IEEE Transactions on Electron Devices | 2013
Fikru Adamu-Lema; Christian Monzio Compagnoni; Salvatore Maria Amoroso; Niccolò Castellani; Louis Gerrer; Stanislav Markov; Alessandro S. Spinelli; Andrea L. Lacaita; Asen Asenov
This paper investigates the limitations to the accuracy and the main issues of the spectroscopic analyses of random telegraph noise (RTN) traps in nanoscale MOSFETs. First, the impact of the major variability sources affecting decananometer MOSFET performance on both the RTN time constants and the trap depth estimation is studied as a function of the gate overdrive. Results reveal that atomistic doping and metal gate granularity broaden the statistical distribution of the RTN time constants far more than what comes from the random position of the RTN trap in the 3-D device electrostatics, contributing, in turn, to a significant reduction of the accuracy of trap spectroscopy. The accuracy is shown to improve the higher is the gate overdrive, owing to a more uniform and gate-bias-independent surface potential in the channel, with, however, the possible drawback of triggering the simultaneous trap interaction with both the channel and the gate. This simultaneous interaction is, finally, shown to critically compromise trap spectroscopy in thin-oxide devices.
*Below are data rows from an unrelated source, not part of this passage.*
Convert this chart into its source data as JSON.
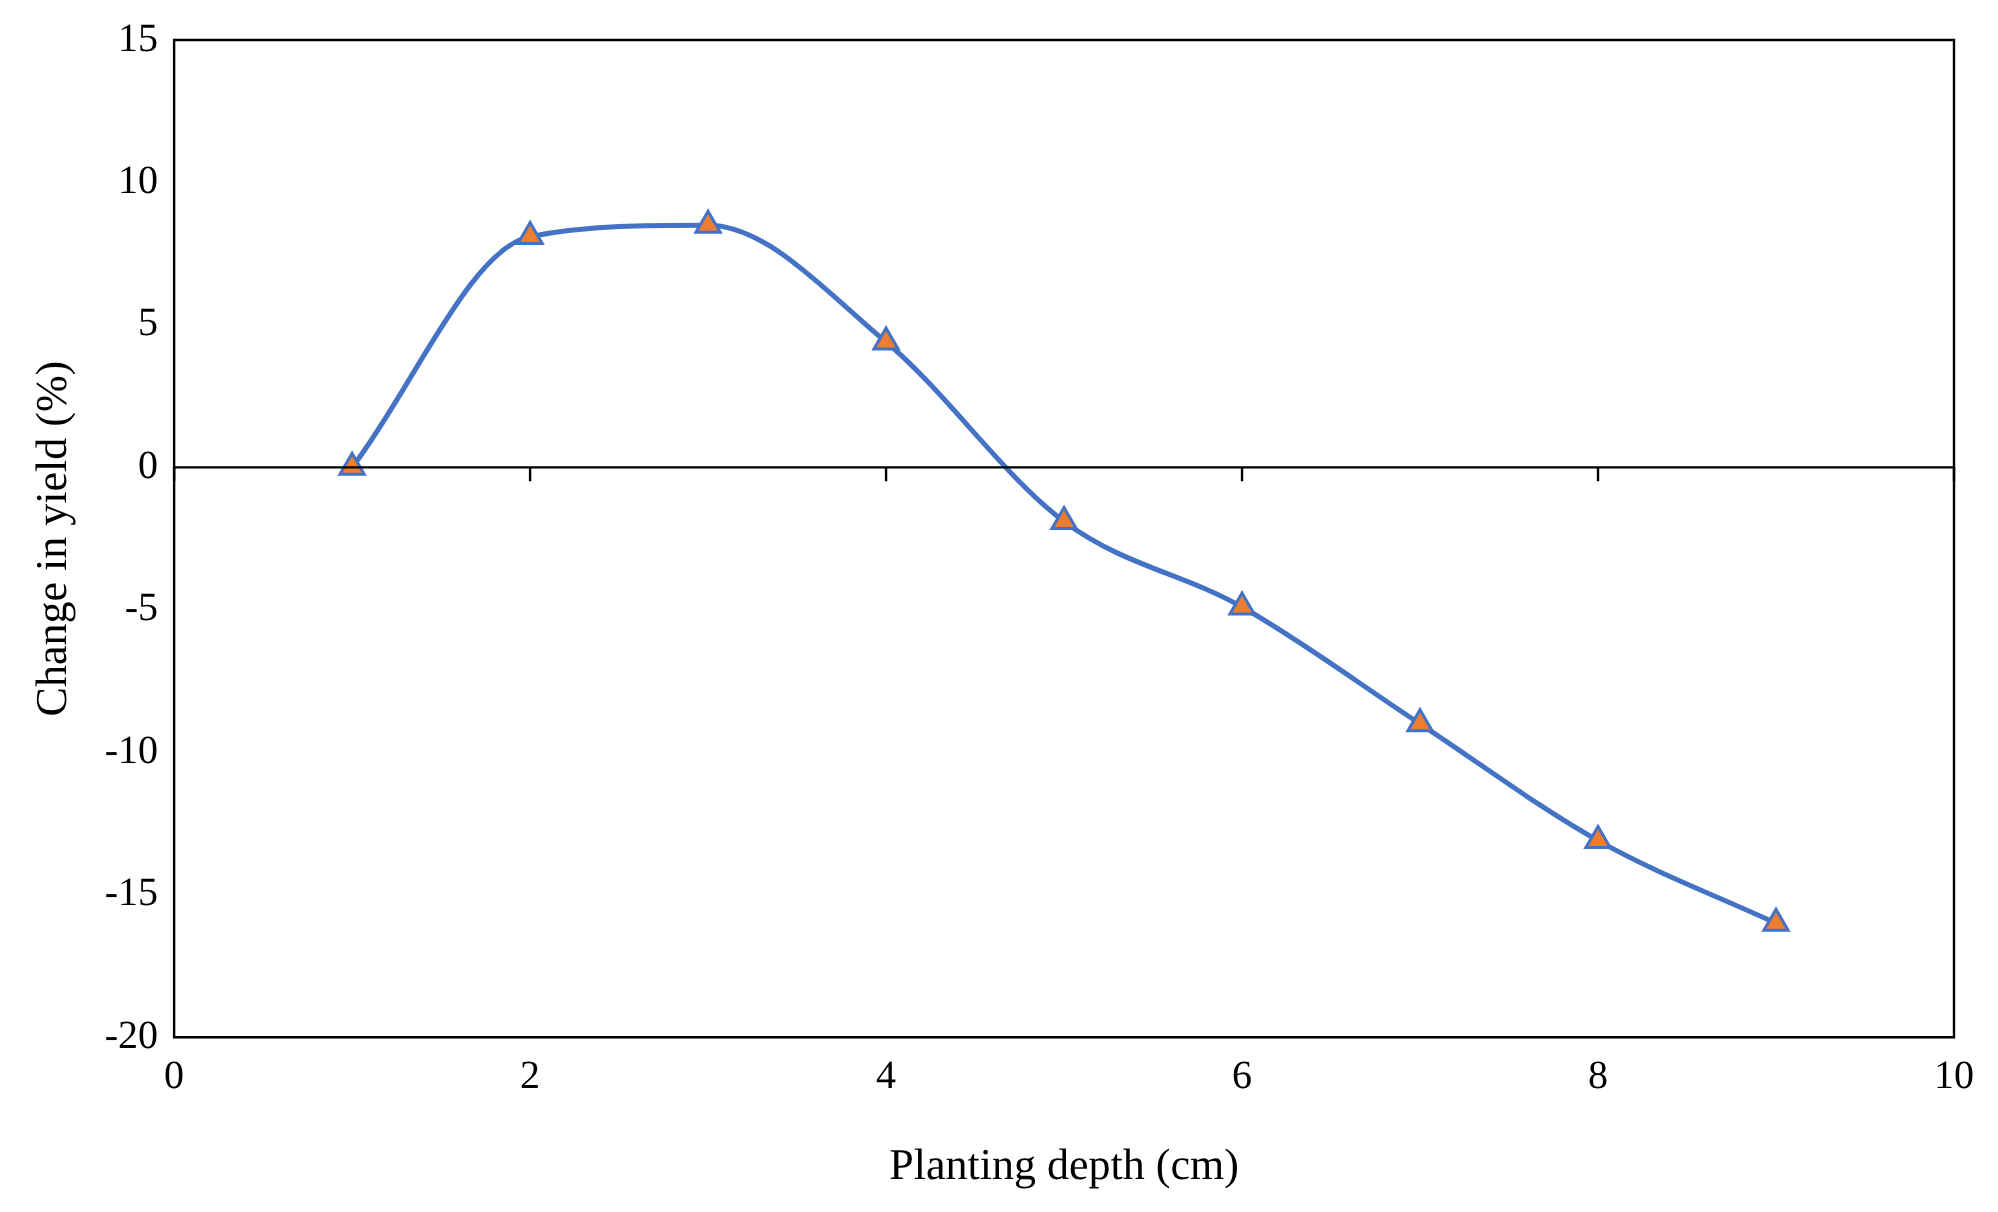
{
  "chart_data": {
    "type": "line",
    "xlabel": "Planting depth (cm)",
    "ylabel": "Change in yield (%)",
    "x": [
      1,
      2,
      3,
      4,
      5,
      6,
      7,
      8,
      9
    ],
    "series": [
      {
        "color": "#4472c4",
        "values": [
          0,
          8.1,
          8.5,
          4.4,
          -1.9,
          -4.9,
          -9.0,
          -13.1,
          -16.0
        ]
      }
    ],
    "xlim": [
      0,
      10
    ],
    "xticks": [
      0,
      2,
      4,
      6,
      8,
      10
    ],
    "ylim": [
      -20,
      15
    ],
    "yticks": [
      -20,
      -15,
      -10,
      -5,
      0,
      5,
      10,
      15
    ],
    "ref_lines": [
      {
        "axis": "y",
        "value": 0,
        "color": "#000000"
      }
    ],
    "grid": false,
    "legend": false,
    "marker": "triangle",
    "line_style": "solid"
  }
}
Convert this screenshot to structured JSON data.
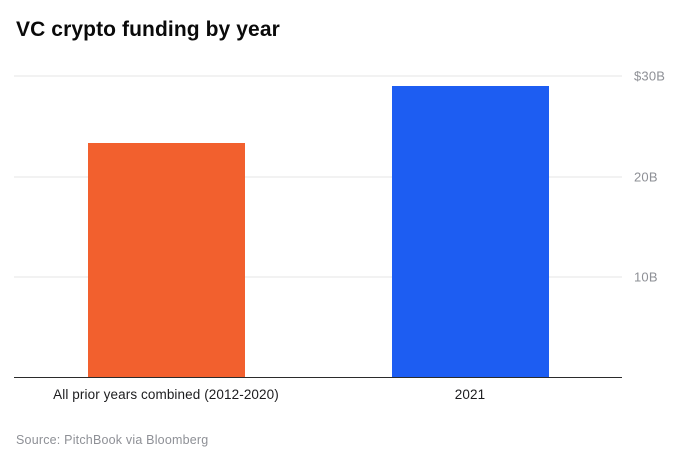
{
  "chart_data": {
    "type": "bar",
    "title": "VC crypto funding by year",
    "categories": [
      "All prior years combined (2012-2020)",
      "2021"
    ],
    "values": [
      23.4,
      29.0
    ],
    "ylim": [
      0,
      31
    ],
    "yticks": [
      {
        "value": 10,
        "label": "10B"
      },
      {
        "value": 20,
        "label": "20B"
      },
      {
        "value": 30,
        "label": "$30B"
      }
    ],
    "bar_colors": [
      "#f2602e",
      "#1d5df2"
    ],
    "gridline_color": "#e4e4e6",
    "source": "Source: PitchBook via Bloomberg"
  }
}
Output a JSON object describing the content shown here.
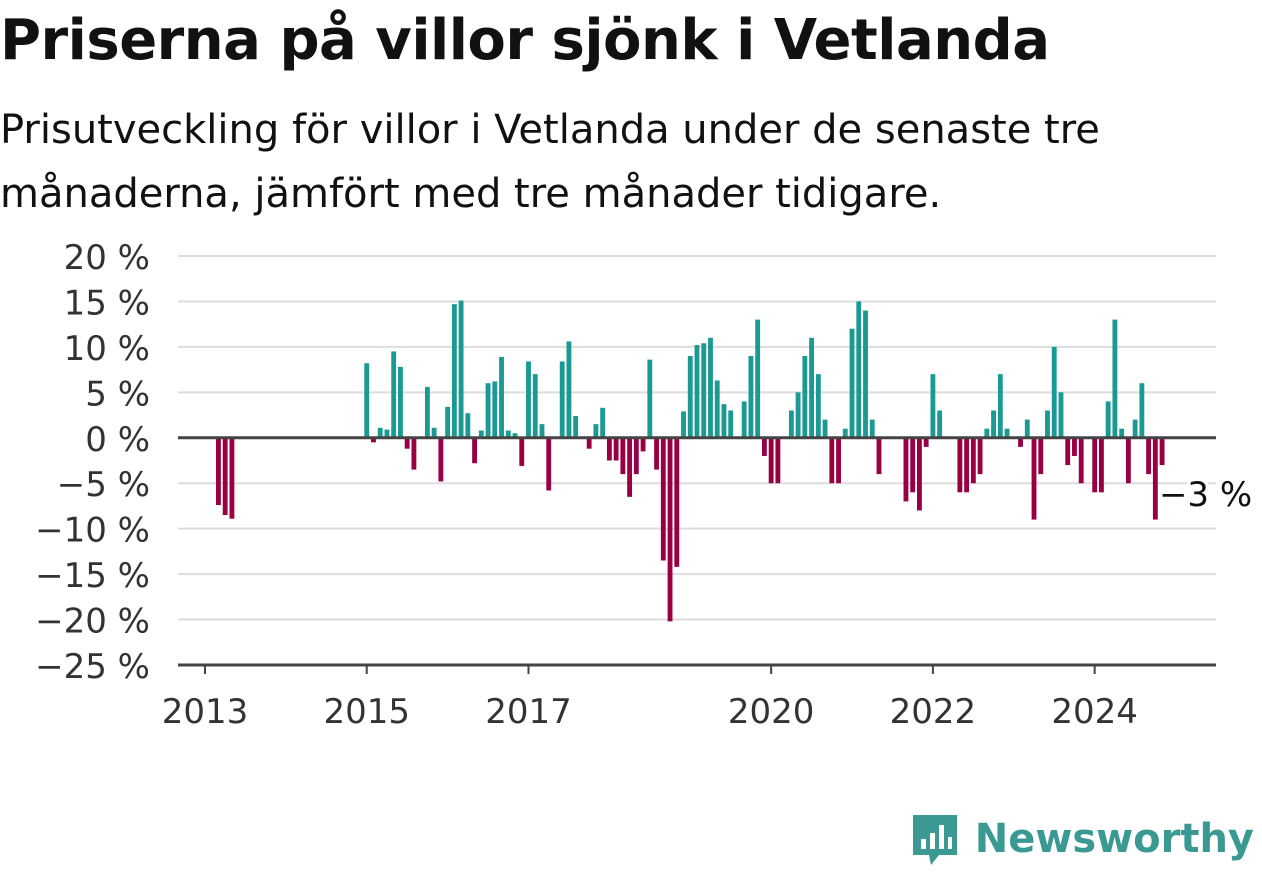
{
  "title": "Priserna på villor sjönk i Vetlanda",
  "subtitle": "Prisutveckling för villor i Vetlanda under de senaste tre månaderna, jämfört med tre månader tidigare.",
  "brand": "Newsworthy",
  "colors": {
    "positive": "#1a9a93",
    "negative": "#990044",
    "grid": "#dddddd",
    "axis": "#444444",
    "brand": "#3a9a93"
  },
  "chart_data": {
    "type": "bar",
    "x_unit": "month",
    "y_unit": "%",
    "ylim": [
      -25,
      20
    ],
    "y_ticks": [
      20,
      15,
      10,
      5,
      0,
      -5,
      -10,
      -15,
      -20,
      -25
    ],
    "y_tick_labels": [
      "20 %",
      "15 %",
      "10 %",
      "5 %",
      "0 %",
      "−5 %",
      "−10 %",
      "−15 %",
      "−20 %",
      "−25 %"
    ],
    "x_range": [
      "2012-09",
      "2025-07"
    ],
    "x_ticks": [
      "2013",
      "2015",
      "2017",
      "2020",
      "2022",
      "2024"
    ],
    "annotation": {
      "month": "2025-01",
      "text": "−3 %"
    },
    "points": [
      {
        "month": "2013-03",
        "value": -7.4
      },
      {
        "month": "2013-04",
        "value": -8.5
      },
      {
        "month": "2013-05",
        "value": -8.9
      },
      {
        "month": "2015-01",
        "value": 8.2
      },
      {
        "month": "2015-02",
        "value": -0.5
      },
      {
        "month": "2015-03",
        "value": 1.1
      },
      {
        "month": "2015-04",
        "value": 0.9
      },
      {
        "month": "2015-05",
        "value": 9.5
      },
      {
        "month": "2015-06",
        "value": 7.8
      },
      {
        "month": "2015-07",
        "value": -1.2
      },
      {
        "month": "2015-08",
        "value": -3.5
      },
      {
        "month": "2015-10",
        "value": 5.6
      },
      {
        "month": "2015-11",
        "value": 1.1
      },
      {
        "month": "2015-12",
        "value": -4.8
      },
      {
        "month": "2016-01",
        "value": 3.4
      },
      {
        "month": "2016-02",
        "value": 14.7
      },
      {
        "month": "2016-03",
        "value": 15.1
      },
      {
        "month": "2016-04",
        "value": 2.7
      },
      {
        "month": "2016-05",
        "value": -2.8
      },
      {
        "month": "2016-06",
        "value": 0.8
      },
      {
        "month": "2016-07",
        "value": 6.0
      },
      {
        "month": "2016-08",
        "value": 6.2
      },
      {
        "month": "2016-09",
        "value": 8.9
      },
      {
        "month": "2016-10",
        "value": 0.8
      },
      {
        "month": "2016-11",
        "value": 0.5
      },
      {
        "month": "2016-12",
        "value": -3.1
      },
      {
        "month": "2017-01",
        "value": 8.4
      },
      {
        "month": "2017-02",
        "value": 7.0
      },
      {
        "month": "2017-03",
        "value": 1.5
      },
      {
        "month": "2017-04",
        "value": -5.8
      },
      {
        "month": "2017-06",
        "value": 8.4
      },
      {
        "month": "2017-07",
        "value": 10.6
      },
      {
        "month": "2017-08",
        "value": 2.4
      },
      {
        "month": "2017-10",
        "value": -1.2
      },
      {
        "month": "2017-11",
        "value": 1.5
      },
      {
        "month": "2017-12",
        "value": 3.3
      },
      {
        "month": "2018-01",
        "value": -2.5
      },
      {
        "month": "2018-02",
        "value": -2.5
      },
      {
        "month": "2018-03",
        "value": -4.0
      },
      {
        "month": "2018-04",
        "value": -6.5
      },
      {
        "month": "2018-05",
        "value": -4.0
      },
      {
        "month": "2018-06",
        "value": -1.5
      },
      {
        "month": "2018-07",
        "value": 8.6
      },
      {
        "month": "2018-08",
        "value": -3.5
      },
      {
        "month": "2018-09",
        "value": -13.5
      },
      {
        "month": "2018-10",
        "value": -20.2
      },
      {
        "month": "2018-11",
        "value": -14.2
      },
      {
        "month": "2018-12",
        "value": 2.9
      },
      {
        "month": "2019-01",
        "value": 9.0
      },
      {
        "month": "2019-02",
        "value": 10.2
      },
      {
        "month": "2019-03",
        "value": 10.4
      },
      {
        "month": "2019-04",
        "value": 11.0
      },
      {
        "month": "2019-05",
        "value": 6.3
      },
      {
        "month": "2019-06",
        "value": 3.7
      },
      {
        "month": "2019-07",
        "value": 3.0
      },
      {
        "month": "2019-09",
        "value": 4.0
      },
      {
        "month": "2019-10",
        "value": 9.0
      },
      {
        "month": "2019-11",
        "value": 13.0
      },
      {
        "month": "2019-12",
        "value": -2.0
      },
      {
        "month": "2020-01",
        "value": -5.0
      },
      {
        "month": "2020-02",
        "value": -5.0
      },
      {
        "month": "2020-04",
        "value": 3.0
      },
      {
        "month": "2020-05",
        "value": 5.0
      },
      {
        "month": "2020-06",
        "value": 9.0
      },
      {
        "month": "2020-07",
        "value": 11.0
      },
      {
        "month": "2020-08",
        "value": 7.0
      },
      {
        "month": "2020-09",
        "value": 2.0
      },
      {
        "month": "2020-10",
        "value": -5.0
      },
      {
        "month": "2020-11",
        "value": -5.0
      },
      {
        "month": "2020-12",
        "value": 1.0
      },
      {
        "month": "2021-01",
        "value": 12.0
      },
      {
        "month": "2021-02",
        "value": 15.0
      },
      {
        "month": "2021-03",
        "value": 14.0
      },
      {
        "month": "2021-04",
        "value": 2.0
      },
      {
        "month": "2021-05",
        "value": -4.0
      },
      {
        "month": "2021-09",
        "value": -7.0
      },
      {
        "month": "2021-10",
        "value": -6.0
      },
      {
        "month": "2021-11",
        "value": -8.0
      },
      {
        "month": "2021-12",
        "value": -1.0
      },
      {
        "month": "2022-01",
        "value": 7.0
      },
      {
        "month": "2022-02",
        "value": 3.0
      },
      {
        "month": "2022-05",
        "value": -6.0
      },
      {
        "month": "2022-06",
        "value": -6.0
      },
      {
        "month": "2022-07",
        "value": -5.0
      },
      {
        "month": "2022-08",
        "value": -4.0
      },
      {
        "month": "2022-09",
        "value": 1.0
      },
      {
        "month": "2022-10",
        "value": 3.0
      },
      {
        "month": "2022-11",
        "value": 7.0
      },
      {
        "month": "2022-12",
        "value": 1.0
      },
      {
        "month": "2023-02",
        "value": -1.0
      },
      {
        "month": "2023-03",
        "value": 2.0
      },
      {
        "month": "2023-04",
        "value": -9.0
      },
      {
        "month": "2023-05",
        "value": -4.0
      },
      {
        "month": "2023-06",
        "value": 3.0
      },
      {
        "month": "2023-07",
        "value": 10.0
      },
      {
        "month": "2023-08",
        "value": 5.0
      },
      {
        "month": "2023-09",
        "value": -3.0
      },
      {
        "month": "2023-10",
        "value": -2.0
      },
      {
        "month": "2023-11",
        "value": -5.0
      },
      {
        "month": "2024-01",
        "value": -6.0
      },
      {
        "month": "2024-02",
        "value": -6.0
      },
      {
        "month": "2024-03",
        "value": 4.0
      },
      {
        "month": "2024-04",
        "value": 13.0
      },
      {
        "month": "2024-05",
        "value": 1.0
      },
      {
        "month": "2024-06",
        "value": -5.0
      },
      {
        "month": "2024-07",
        "value": 2.0
      },
      {
        "month": "2024-08",
        "value": 6.0
      },
      {
        "month": "2024-09",
        "value": -4.0
      },
      {
        "month": "2024-10",
        "value": -9.0
      },
      {
        "month": "2024-11",
        "value": -3.0
      }
    ]
  }
}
IEEE Electron Device Letters | 2013
Salvatore Maria Amoroso; Christian Monzio Compagnoni; Andrea Ghetti; Louis Gerrer; Alessandro S. Spinelli; Andrea L. Lacaita; Asen Asenov
This letter presents a numerical investigation of the statistical distribution of the random telegraph noise (RTN) amplitude in nanoscale MOS devices, focusing on the change of its main features when moving from the subthreshold to the on-state conduction regime. Results show that while the distribution can be well approximated by an exponential behavior in subthreshold, large deviations from this behavior appear when moving toward the on-state regime, despite a low probability exponential tail at high RTN amplitudes being preserved. The average value of the distribution is shown to keep an inverse proportionality to channel area, while the slope of the high-amplitude exponential tail changes its dependence on device width, length, and doping when moving from subthreshold to on-state.
IEEE Transactions on Electron Devices | 2011
Salvatore Maria Amoroso; Christian Monzio Compagnoni; Aurelio Mauri; Alessandro Maconi; Alessandro S. Spinelli; Andrea L. Lacaita
We present a detailed semi-analytical investigation of the transient dynamics of gate-all-around (GAA) charge-trap memories. To this aim, the Poisson equation is solved in cylindrical coordinates, and a modification of the well-known Fowler-Nordheim formula is proposed for tunneling through cylindrical dielectric layers. Analytical results are validated by experimental data on devices with different gate stack compositions, considering a quite extended range of gate biases and times. Finally, the model is used for a parametric analysis of the GAA cell, highlighting the effect of device curvature on both program/erase and retention.